After the inside was under control, which took from April to October, we started the barn project, hoping to finish it before the snow flew. First, we had to dig a trench, 3' deep, partially through rock, all the way out to the barn. It was very long, spanning 500' to the first frost-free. In this trench, we ran water pipe and electric wire. One of our sons, an engineer, told us to run a string through PVC, just in case we ever needed to run another wire out there after we filled in the trench. For some reason, we didn't do that, and I regret it now, and recommend to anyone else out there reading this and planning a barn project, to do so. In retrospect, we could have used it to wire out video feeds so that we could monitor the horses from inside the house or from a remote web server when we're out of town.

It was fun to watch the barn go up, especially since we weren't doing it. We had one month to get it up before the big snow came, and since it takes us about five times as long to do anything (learning curve) we didn't feel like it was a job to tinker around with.

I never did blog about the barn raising because it was a good year and half before I adopted Beautiful.

It was a tough decision about the barn. We only had a set amount of money and I wanted to make it stretch as far as I could with an eye to doing more in the future. With that in mind, I opted for a 60' barn rather than smaller. If I'd gone smaller, I could have got the 12' overhangs I wanted, and I really wanted them to keep the rain and snow out of the stalls, but we came to the conclusion that we could always add those on later. It would be more difficult to add on 24'.

It really stinks when you only have a set amount of money. I was really hoping money would fall from the sky so I could do everything I wanted right then and there. You know, the clouds open up and a big pot of gold (or, I'd take dollar bills--better yet, 100's) appear in our backyard. Instead of that happening, what money we did have seemed to be falling into some bottomless pit. Did you ever see the movie, The Money Pit, with Tom Hanks? It was kind of like that.
So, it's no surprise we also opted out of them finishing the tack room and stalls, electing instead to do them ourselves.


We added a couple of frost-frees on either side of the barn.



You can kind of see how rough we had it before the barn went up--lots of tarps, and panels. We called it shanty-town.

It took us until the next summer to get the automatic, heated-waterers installed. Instead, that winter, we hauled water in 55 gallons drums, filled the tanks and kept the water from freezing with stock heaters. There were a series of extension chords hooked together and extending as far as we could get them to the pastures from the house. That winter, the snow got so deep we couldn't see the extension chords anymore, and eventually, as the snow melted, we could only see them through the ice. By some miracle, they continued to work. Here's the barn that winter.

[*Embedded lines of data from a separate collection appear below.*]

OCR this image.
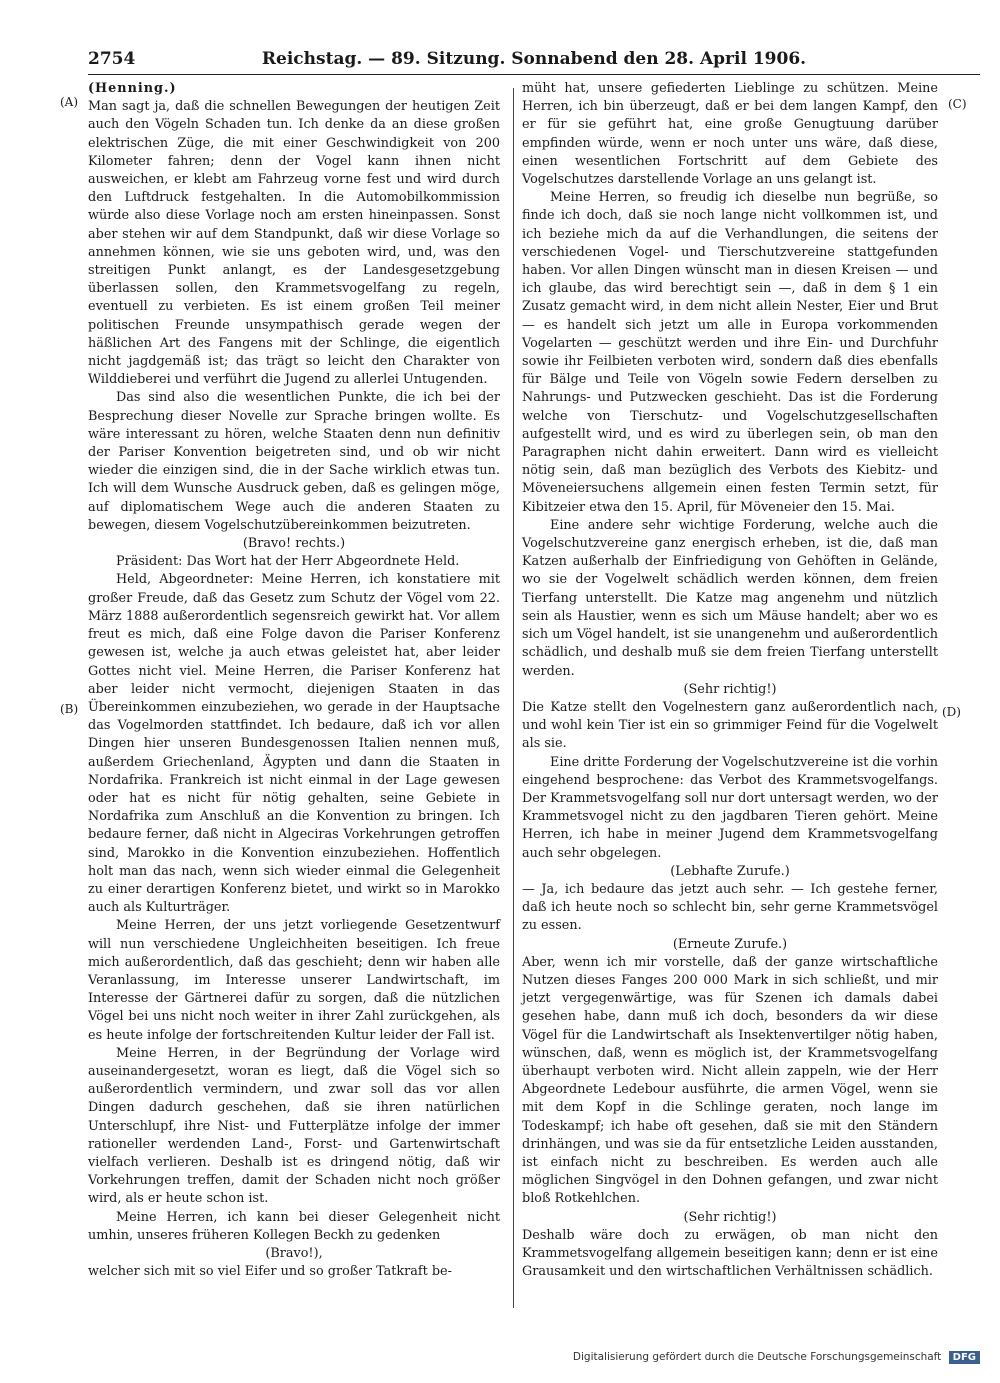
2754	Reichstag. — 89. Sitzung. Sonnabend den 28. April 1906.
(A)
(B)
(C)
(D)

(Henning.)

Man sagt ja, daß die schnellen Bewegungen der heutigen Zeit auch den Vögeln Schaden tun. Ich denke da an diese großen elektrischen Züge, die mit einer Geschwindigkeit von 200 Kilometer fahren; denn der Vogel kann ihnen nicht ausweichen, er klebt am Fahrzeug vorne fest und wird durch den Luftdruck festgehalten. In die Automobilkommission würde also diese Vorlage noch am ersten hineinpassen. Sonst aber stehen wir auf dem Standpunkt, daß wir diese Vorlage so annehmen können, wie sie uns geboten wird, und, was den streitigen Punkt anlangt, es der Landesgesetzgebung überlassen sollen, den Krammetsvogelfang zu regeln, eventuell zu verbieten. Es ist einem großen Teil meiner politischen Freunde unsympathisch gerade wegen der häßlichen Art des Fangens mit der Schlinge, die eigentlich nicht jagdgemäß ist; das trägt so leicht den Charakter von Wilddieberei und verführt die Jugend zu allerlei Untugenden.

Das sind also die wesentlichen Punkte, die ich bei der Besprechung dieser Novelle zur Sprache bringen wollte. Es wäre interessant zu hören, welche Staaten denn nun definitiv der Pariser Konvention beigetreten sind, und ob wir nicht wieder die einzigen sind, die in der Sache wirklich etwas tun. Ich will dem Wunsche Ausdruck geben, daß es gelingen möge, auf diplomatischem Wege auch die anderen Staaten zu bewegen, diesem Vogelschutzübereinkommen beizutreten.

(Bravo! rechts.)

Präsident: Das Wort hat der Herr Abgeordnete Held.

Held, Abgeordneter: Meine Herren, ich konstatiere mit großer Freude, daß das Gesetz zum Schutz der Vögel vom 22. März 1888 außerordentlich segensreich gewirkt hat. Vor allem freut es mich, daß eine Folge davon die Pariser Konferenz gewesen ist, welche ja auch etwas geleistet hat, aber leider Gottes nicht viel. Meine Herren, die Pariser Konferenz hat aber leider nicht vermocht, diejenigen Staaten in das Übereinkommen einzubeziehen, wo gerade in der Hauptsache das Vogelmorden stattfindet. Ich bedaure, daß ich vor allen Dingen hier unseren Bundesgenossen Italien nennen muß, außerdem Griechenland, Ägypten und dann die Staaten in Nordafrika. Frankreich ist nicht einmal in der Lage gewesen oder hat es nicht für nötig gehalten, seine Gebiete in Nordafrika zum Anschluß an die Konvention zu bringen. Ich bedaure ferner, daß nicht in Algeciras Vorkehrungen getroffen sind, Marokko in die Konvention einzubeziehen. Hoffentlich holt man das nach, wenn sich wieder einmal die Gelegenheit zu einer derartigen Konferenz bietet, und wirkt so in Marokko auch als Kulturträger.

Meine Herren, der uns jetzt vorliegende Gesetzentwurf will nun verschiedene Ungleichheiten beseitigen. Ich freue mich außerordentlich, daß das geschieht; denn wir haben alle Veranlassung, im Interesse unserer Landwirtschaft, im Interesse der Gärtnerei dafür zu sorgen, daß die nützlichen Vögel bei uns nicht noch weiter in ihrer Zahl zurückgehen, als es heute infolge der fortschreitenden Kultur leider der Fall ist.

Meine Herren, in der Begründung der Vorlage wird auseinandergesetzt, woran es liegt, daß die Vögel sich so außerordentlich vermindern, und zwar soll das vor allen Dingen dadurch geschehen, daß sie ihren natürlichen Unterschlupf, ihre Nist- und Futterplätze infolge der immer rationeller werdenden Land-, Forst- und Gartenwirtschaft vielfach verlieren. Deshalb ist es dringend nötig, daß wir Vorkehrungen treffen, damit der Schaden nicht noch größer wird, als er heute schon ist.

Meine Herren, ich kann bei dieser Gelegenheit nicht umhin, unseres früheren Kollegen Beckh zu gedenken

(Bravo!),

welcher sich mit so viel Eifer und so großer Tatkraft be-

müht hat, unsere gefiederten Lieblinge zu schützen. Meine Herren, ich bin überzeugt, daß er bei dem langen Kampf, den er für sie geführt hat, eine große Genugtuung darüber empfinden würde, wenn er noch unter uns wäre, daß diese, einen wesentlichen Fortschritt auf dem Gebiete des Vogelschutzes darstellende Vorlage an uns gelangt ist.

Meine Herren, so freudig ich dieselbe nun begrüße, so finde ich doch, daß sie noch lange nicht vollkommen ist, und ich beziehe mich da auf die Verhandlungen, die seitens der verschiedenen Vogel- und Tierschutzvereine stattgefunden haben. Vor allen Dingen wünscht man in diesen Kreisen — und ich glaube, das wird berechtigt sein —, daß in dem § 1 ein Zusatz gemacht wird, in dem nicht allein Nester, Eier und Brut — es handelt sich jetzt um alle in Europa vorkommenden Vogelarten — geschützt werden und ihre Ein- und Durchfuhr sowie ihr Feilbieten verboten wird, sondern daß dies ebenfalls für Bälge und Teile von Vögeln sowie Federn derselben zu Nahrungs- und Putzwecken geschieht. Das ist die Forderung welche von Tierschutz- und Vogelschutzgesellschaften aufgestellt wird, und es wird zu überlegen sein, ob man den Paragraphen nicht dahin erweitert. Dann wird es vielleicht nötig sein, daß man bezüglich des Verbots des Kiebitz- und Möveneiersuchens allgemein einen festen Termin setzt, für Kibitzeier etwa den 15. April, für Möveneier den 15. Mai.

Eine andere sehr wichtige Forderung, welche auch die Vogelschutzvereine ganz energisch erheben, ist die, daß man Katzen außerhalb der Einfriedigung von Gehöften in Gelände, wo sie der Vogelwelt schädlich werden können, dem freien Tierfang unterstellt. Die Katze mag angenehm und nützlich sein als Haustier, wenn es sich um Mäuse handelt; aber wo es sich um Vögel handelt, ist sie unangenehm und außerordentlich schädlich, und deshalb muß sie dem freien Tierfang unterstellt werden.

(Sehr richtig!)

Die Katze stellt den Vogelnestern ganz außerordentlich nach, und wohl kein Tier ist ein so grimmiger Feind für die Vogelwelt als sie.

Eine dritte Forderung der Vogelschutzvereine ist die vorhin eingehend besprochene: das Verbot des Krammetsvogelfangs. Der Krammetsvogelfang soll nur dort untersagt werden, wo der Krammetsvogel nicht zu den jagdbaren Tieren gehört. Meine Herren, ich habe in meiner Jugend dem Krammetsvogelfang auch sehr obgelegen.

(Lebhafte Zurufe.)

— Ja, ich bedaure das jetzt auch sehr. — Ich gestehe ferner, daß ich heute noch so schlecht bin, sehr gerne Krammetsvögel zu essen.

(Erneute Zurufe.)

Aber, wenn ich mir vorstelle, daß der ganze wirtschaftliche Nutzen dieses Fanges 200 000 Mark in sich schließt, und mir jetzt vergegenwärtige, was für Szenen ich damals dabei gesehen habe, dann muß ich doch, besonders da wir diese Vögel für die Landwirtschaft als Insektenvertilger nötig haben, wünschen, daß, wenn es möglich ist, der Krammetsvogelfang überhaupt verboten wird. Nicht allein zappeln, wie der Herr Abgeordnete Ledebour ausführte, die armen Vögel, wenn sie mit dem Kopf in die Schlinge geraten, noch lange im Todeskampf; ich habe oft gesehen, daß sie mit den Ständern drinhängen, und was sie da für entsetzliche Leiden ausstanden, ist einfach nicht zu beschreiben. Es werden auch alle möglichen Singvögel in den Dohnen gefangen, und zwar nicht bloß Rotkehlchen.

(Sehr richtig!)

Deshalb wäre doch zu erwägen, ob man nicht den Krammetsvogelfang allgemein beseitigen kann; denn er ist eine Grausamkeit und den wirtschaftlichen Verhältnissen schädlich.

Digitalisierung gefördert durch die Deutsche Forschungsgemeinschaft DFG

The summer of the automatic waterers, we also had time to put in the front fence. We had to build concrete braces to support it over what was mostly rock.(A tripod shape) It took us a good, long time to complete it. So, you can imagine how discouraged we were, when after the first good wind, it blew over. We went back to the drawing board, reinforced it, and it hasn't blown over since!

The fence has two strands of electric on the inside. The horses were in the pasture when it blew over, but it scared them so much, they didn't dare go near. We got the lead horse into a halter, and then the rest followed back to the barn.
Last summer we turned our sights to landscaping. We wanted some green grass in front of the house rather than weeds. And, I was dying to plant flowers and shrubs. It occupied us from March to October.





I couldn't find our last "after" pictures of the outside, they may still be on one of the cameras, but these give you an idea of how it was progressing.
This year we have big plans, and they should all be fun. We want to continue fencing in the property with wood, especially the corral off the barn, and put in a permanent outdoor arena, hopefully with some lighting.
It has been a lot of work, all these projects, and I can't say that I think it's really worth it--I'd much rather have purchased an already existing horse property, but, at the time, we couldn't find any in our price range. Because we started from scratch, there is a deeper attachment and understanding to every inch of our home and property because of the work we put in. Every flower, every blade of grass, every board and t-post, has some part of us in it, too. (I'd rather the t-posts not have any part of us or us them, but hey, they're cheap and get the job done.)
As we all look toward Spring--what projects do you have planned for your places this year? What did you accomplish so far?